NEW YORK — Investors homed in on bad news about jobs in the U.S. and Europe Wednesday. They sent stocks down in early trading, erasing the hope generated the day before about a brisk May for the market.
The Dow Jones industrial average fell 78 points to 13,201 in the first hour of trading. The day before it closed at the highest point in four years, propelled by encouraging reports about U.S. manufacturing.
The broader Standard & Poor's 500 fell 11 points to 1,395. The Nasdaq composite index fell 16 points to 3,034.
An unemployment report underscored worries about Europe's debt crisis. The 17 countries that use the euro reported that unemployment rose to 10.9 percent in March, the highest since the euro launched in 1999.
There was also good news out of Europe, even if it wasn't enough to move the market.
Greece, which recently got relief from private lenders for a big chunk of its debt, had some good news: Standard & Poor's lifted the country's credit rating out of default, though it's still in junk status.
Germany, the perennial strong man in the troubled euro zone, reported that the number of people seeking jobs in April slipped below 3 million, a psychologically important barrier that it has broken in that month for two decades.
Some investors believe the U.S. market has already baked in concerns about Europe, despite the worries caused by news headlines.
"If there were a lot of investors that were bullish on Europe and all of a sudden a headline surfaced that they're headed to recession, that would create panic," said Todd Salamone, director of research for Schaeffer's Investment Research in Cincinnati. "But now everybody thinks recession is imminent."
Nearly half the countries in the euro zone are officially in recession.
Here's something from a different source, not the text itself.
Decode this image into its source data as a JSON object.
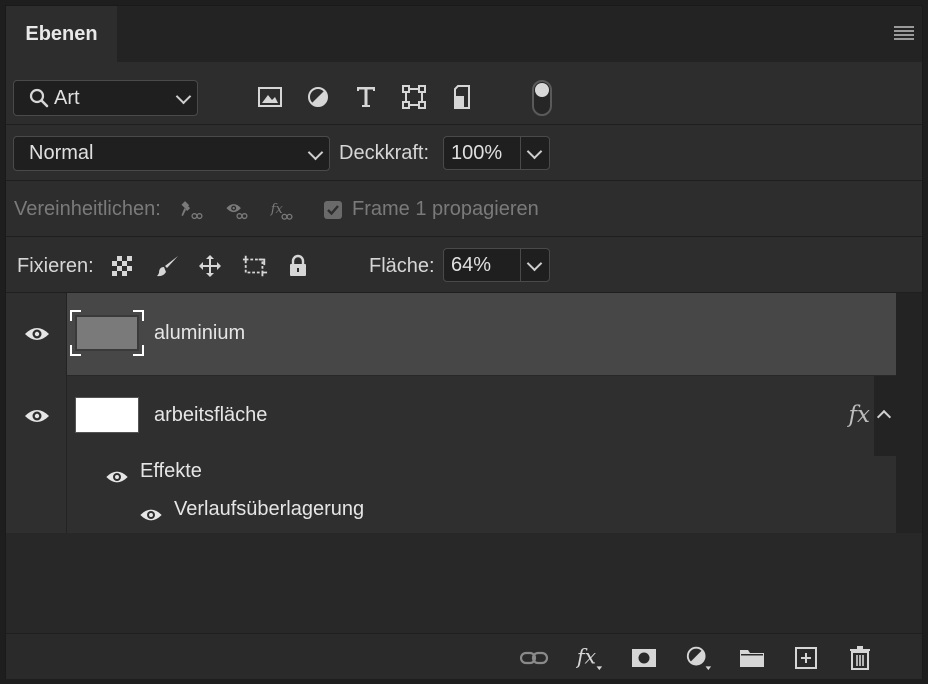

Concerns about U.S. jobs growth also roiled investors. Payroll processor ADP said that U.S. businesses added 119,000 jobs in April, far lower than the 201,000 added in March. The report covers hiring only in the public sector and can vary sharply from the government's broader employment report, which is due out Friday.
Stocks fell across the board. All 10 industries groups in the S&P 500 index were down, led by energy companies.
Chesapeake Energy plunged nearly 10 percent. The drilling company, under fire for handing its CEO big pay even when its stock was falling, announced Tuesday it would strip its chief executive of the chairman's title. The CEO, Aubrey McClendon, was scheduled to address analysts Wednesday morning.
Some companies fell even after reporting higher profits.
MasterCard's first-quarter profit shot higher thanks to more card use overseas, but the stock fell 2 percent. Comcast, the cable company that owns a majority stake in NBC Universal, also reported a higher profit thanks partly to Super Bowl advertising. But its stock also fell 2 percent in early trading.
Ascena Retail Group was an exception on an off day, shooting up nearly 10 percent after announcing it will buy Charming Shoppes, the company that owns women's clothing chain Lane Bryant.